The project looks like it will soon finish the jump from "research pilot" to "production service." We participated in a webinar yesterday which introduced the updated management console. It looks good, but we did volunteer one feature request: an "financial administrator" role. The idea is that a login assigned to this role would have read access to invoices and financial statements, but not have any access to the content, services, etc. This is a role we would love to have with the Amazon AWS IAM stuff, but the Amazon guys still haven't identified the monthly bill as one of the system elements that would benefit from such a role. (And so that means that someone like me has to navigate through the management console to grab billing information each month, then save it, upload it into the absolutely ghastly UMich financial systems, and ....)

DuraCloud is a nice fit for ICPSR since it gives us a single management interface for syncing content to multiple cloud providers (Amazon and Rackspace today, but Microsoft down the road), and for invoking preservation-oriented services over the content, such as fixity checking.

You can find more info about DuraCloud on their web site, and a nice little piece they wrote about ICPSR too.

Wednesday, May 4, 2011

TRAC: B4.1: Employing documented preservation strategies

B4.1 Repository employs documented preservation strategies.

Documented preservation strategies include evidence of planning for strategies not yet employed against the repository’s digital objects. A repository is likely to employ multiple strategies. Different strategies may be employed by class (type) of digital object, and/or multiple strategies may be employed on a single object class. This will depend upon local repository policies and practices, though any such strategy decisions should be documented and should be based on sound community practice.

Minimally, documentation of preservation strategies must be included in repository policies and practices. Good repository practice also requires that preservation strategies employed against digital objects are recorded in the object’s preservation metadata. (See also B3.3.)

Evidence: Documentation of strategies and their appropriateness to repository objects; evidence of application (e.g., in preservation metadata); see B3.3.

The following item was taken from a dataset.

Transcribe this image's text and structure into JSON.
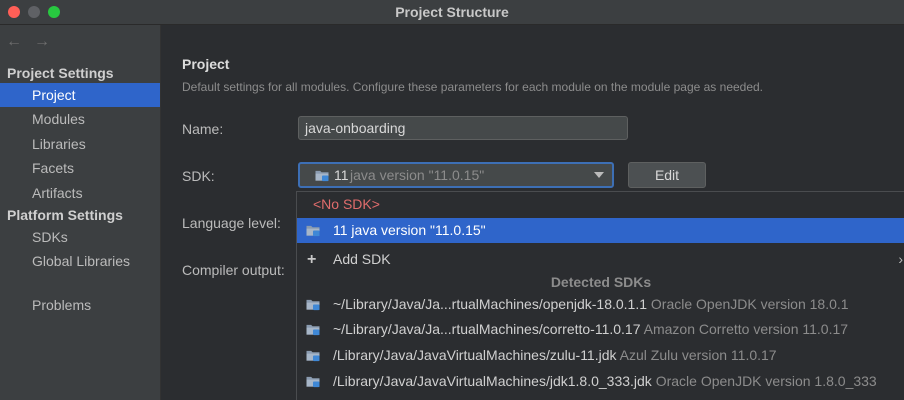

ICPSR tends to use a single preservation strategy (normalization) for its content, perhaps because it is relatively uniform - survey data and documentation. There's a nice explanation of this strategy on the web site here, which also defines the term.

I wasn't able to find a document which mapped a content type to a specific, normalized format, and so to make our documentation a bit more complete, I'll offer such a table here:

File type	Specific strategy
Survey data (original format varies, but is often Excel, SAS, Stata, or SPSS	Normalize to plain character data (ASCII) + "setup" files, one for each of the major statistical analysis packages
Study-level and dataset-level metadata	DDI v2 XML
Technical documentation	Both PDF and TIFF; would like to transition to PDF/A where possible
Other textual artifacts, such as a user guide or questionnaire	Plain text or PDF or TIFF

If and when ICPSR really jumps into new types of content, such as video or still images, clearly those types of content will need different strategies.